Only two of 18 Saskatchewan cabinet ministers retained their existing portfolios after premier Brad Wall announced a large-scale shuffle last week and reorganized ministries.
Seven people were dropped in the May 25 changes, seven were added and nine were moved to different ministries.
Among the changes are three ministries that now have two ministers.
Kindersley MLA Bill Boyd will lead the new ministry of the economy. Within that, Tim McMillan of Lloydminster will be responsible for energy and resources, tourism and trade.
Wall said he considered adding agriculture to the ministry as well, but in the end decided it deserved its own focus.
The industry has always been key to the province but it’s importance economically has ebbed and flowed over time, he said.
“In a world that wants food security we have these prolific production numbers. We have an increasingly great reputation on the research and development side on agriculture, and I want to continue to capitalize on that.”
At the same time, Wall said he expects agriculture and economy officials to work together.
Weyburn-Big Muddy MLA and former environment minister Dustin Duncan moved to health, where he will be assisted by cabinet rookie Randy Weekes of Biggar. Weekes takes on responsibility for rural and remote health.
The justice ministry will also have two ministers. Saskatoon MLA Gord Wyant takes over as justice minister and attorney general from city colleague Don Morgan. Within that ministry, Christine Tell, a former Regina police officer who has briefly served in cabinet in the past, becomes minister of corrections and policing.

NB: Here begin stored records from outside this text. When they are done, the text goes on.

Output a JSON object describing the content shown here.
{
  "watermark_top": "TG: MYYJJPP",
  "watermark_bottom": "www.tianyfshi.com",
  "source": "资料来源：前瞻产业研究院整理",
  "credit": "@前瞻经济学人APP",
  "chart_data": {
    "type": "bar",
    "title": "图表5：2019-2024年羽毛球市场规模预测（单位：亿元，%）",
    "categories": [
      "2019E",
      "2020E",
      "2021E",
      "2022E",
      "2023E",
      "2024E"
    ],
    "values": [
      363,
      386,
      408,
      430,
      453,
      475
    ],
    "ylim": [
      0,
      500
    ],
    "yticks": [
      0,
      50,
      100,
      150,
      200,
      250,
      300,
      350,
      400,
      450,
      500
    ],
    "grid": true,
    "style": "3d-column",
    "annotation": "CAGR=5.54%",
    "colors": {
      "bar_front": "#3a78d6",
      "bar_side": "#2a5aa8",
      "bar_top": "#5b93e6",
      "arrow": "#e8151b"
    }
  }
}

The two ministers who kept their jobs were finance minister and deputy premier Ken Krawetz from Canora-Pelly and social services minister June Draude from Kelvington-Wadena.
Other cabinet changes include:
Don McMorris moves from health to highways and takes on responsibility for a new government agency called SaskBuilds.
Former highways minister Jim Reiter goes from highways to government relations and First Nations, Metis and northern affairs.
Ken Cheveldayoff, who had been at First Nations, is now the environment minister with responsibility for Saskatchewan Watershed Authority and SaskWater.
Morgan retained his labour portfolio but added advanced education.
Donna Harpauer moved from education to crown investments.
Rookie MLA Russ Marchuk is the new education minister, while another rookie, Kevin Doherty, takes on parks, culture and sport.
Returning to cabinet are Nancy Heppner as minister of central services and Lyle Stewart of Thunder Creek in agriculture.
The premier retained his responsibility for intergovernmental affairs.